Brenly also likes the phrase "Bugs Bunny" changeup, a reference to the cartoon where Bugs strikes out three batters on one slow-moving pitch, and recently talked of how reliever Carlos Marmol could "smell the barn" in heading for home and trying to close out a win. That's colorful use of language.
I know I was tough on Brenly when he returned to the Cubs' broadcast booth and wrote of how he was no Steve Stone. He still isn't. But let me write this now: If Brenly took a managing job and Stone replaced him, it would take a long time for Kasper and Stone to develop the same chemistry. They're the best in town right now.
In the air
Remotely interesting: The American Hockey League has presented ABC7 Chicago sports anchor Mark Giangreco with the James H. Ellery Memorial Award for outstanding coverage of the AHL, primarily with the Wolves.

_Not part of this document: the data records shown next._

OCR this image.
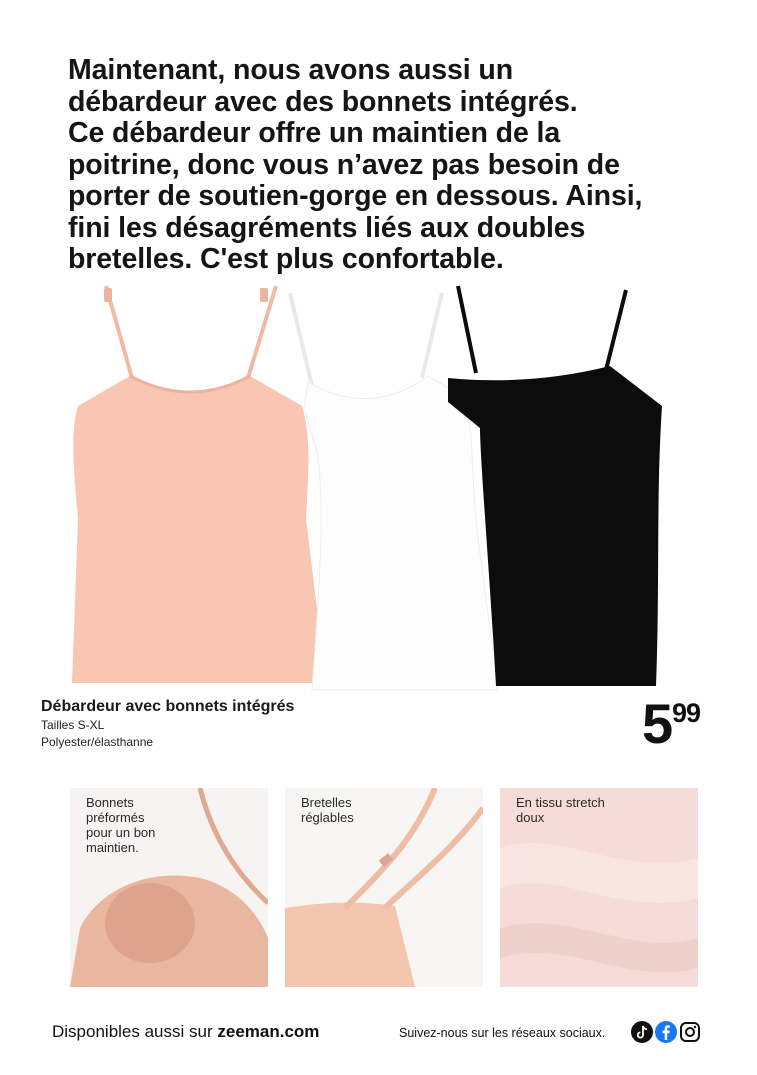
Maintenant, nous avons aussi un
débardeur avec des bonnets intégrés.
Ce débardeur offre un maintien de la
poitrine, donc vous n’avez pas besoin de
porter de soutien-gorge en dessous. Ainsi,
fini les désagréments liés aux doubles
bretelles. C'est plus confortable.
Débardeur avec bonnets intégrés
Tailles S-XL
Polyester/élasthanne	5 99

Bonnets
préformés
pour un bon
maintien.

Bretelles
réglables

En tissu stretch
doux

Disponibles aussi sur zeeman.com	Suivez-nous sur les réseaux sociaux.
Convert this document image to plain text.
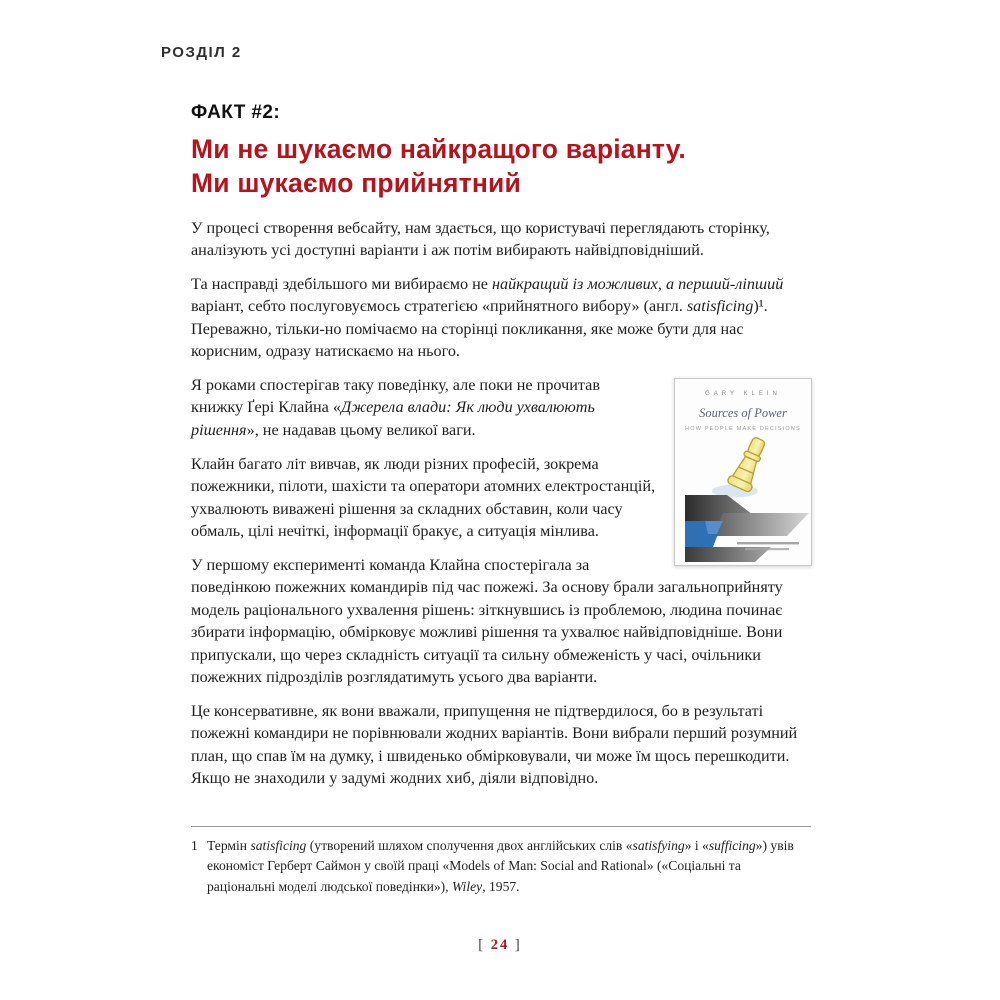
РОЗДІЛ 2
ФАКТ #2:
Ми не шукаємо найкращого варіанту.
Ми шукаємо прийнятний

У процесі створення вебсайту, нам здається, що користувачі переглядають сторінку, аналізують усі доступні варіанти і аж потім вибирають найвідповідніший.

Та насправді здебільшого ми вибираємо не найкращий із можливих, а перший-ліпший варіант, себто послуговуємось стратегією «прийнятного вибору» (англ. satisficing)¹. Переважно, тільки-но помічаємо на сторінці покликання, яке може бути для нас корисним, одразу натискаємо на нього.

GARY KLEIN
Sources of Power
HOW PEOPLE MAKE DECISIONS

Я роками спостерігав таку поведінку, але поки не прочитав книжку Ґері Клайна «Джерела влади: Як люди ухвалюють рішення», не надавав цьому великої ваги.

Клайн багато літ вивчав, як люди різних професій, зокрема пожежники, пілоти, шахісти та оператори атомних електростанцій, ухвалюють виважені рішення за складних обставин, коли часу обмаль, цілі нечіткі, інформації бракує, а ситуація мінлива.

У першому експерименті команда Клайна спостерігала за поведінкою пожежних командирів під час пожежі. За основу брали загальноприйняту модель раціонального ухвалення рішень: зіткнувшись із проблемою, людина починає збирати інформацію, обмірковує можливі рішення та ухвалює найвідповідніше. Вони припускали, що через складність ситуації та сильну обмеженість у часі, очільники пожежних підрозділів розглядатимуть усього два варіанти.

Це консервативне, як вони вважали, припущення не підтвердилося, бо в результаті пожежні командири не порівнювали жодних варіантів. Вони вибрали перший розумний план, що спав їм на думку, і швиденько обмірковували, чи може їм щось перешкодити. Якщо не знаходили у задумі жодних хиб, діяли відповідно.

1 Термін satisficing (утворений шляхом сполучення двох англійських слів «satisfying» і «sufficing») увів економіст Герберт Саймон у своїй праці «Models of Man: Social and Rational» («Соціальні та раціональні моделі людської поведінки»), Wiley, 1957.
[ 24 ]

David Beckham's U.S. debut with the L.A. Galaxy produced the highest ratings ever for a Major League Soccer game on ESPN or ESPN2, with about 1.5 million viewers. That still leaves a long way to go to profitability.
End of the dial: WSCR 670-AM clocked WMVP 1000-AM in Arbitron ratings released this week. The Score rose to a 1.9 percent share of the overall audience 12 and older, while WMVP dropped to a 1.3, and the Score also ruled in the demographic of men age 25 to 54.
The funniest part of Dan McNeil's return this week on his WMVP afternoon-drive show wasn't his deep thanks to Comcast SportsNet Chicago for audio highlights. It was refusing to believe morning host Marc Silverman could possibly have described himself as an "Adonis" in trying to pick up a 21-year-old woman. ... Jonathan Hood does two shows live from New Orleans, site of the Arena Football League Championship, at 7 p.m. today and 1 p.m. Saturday on WMVP.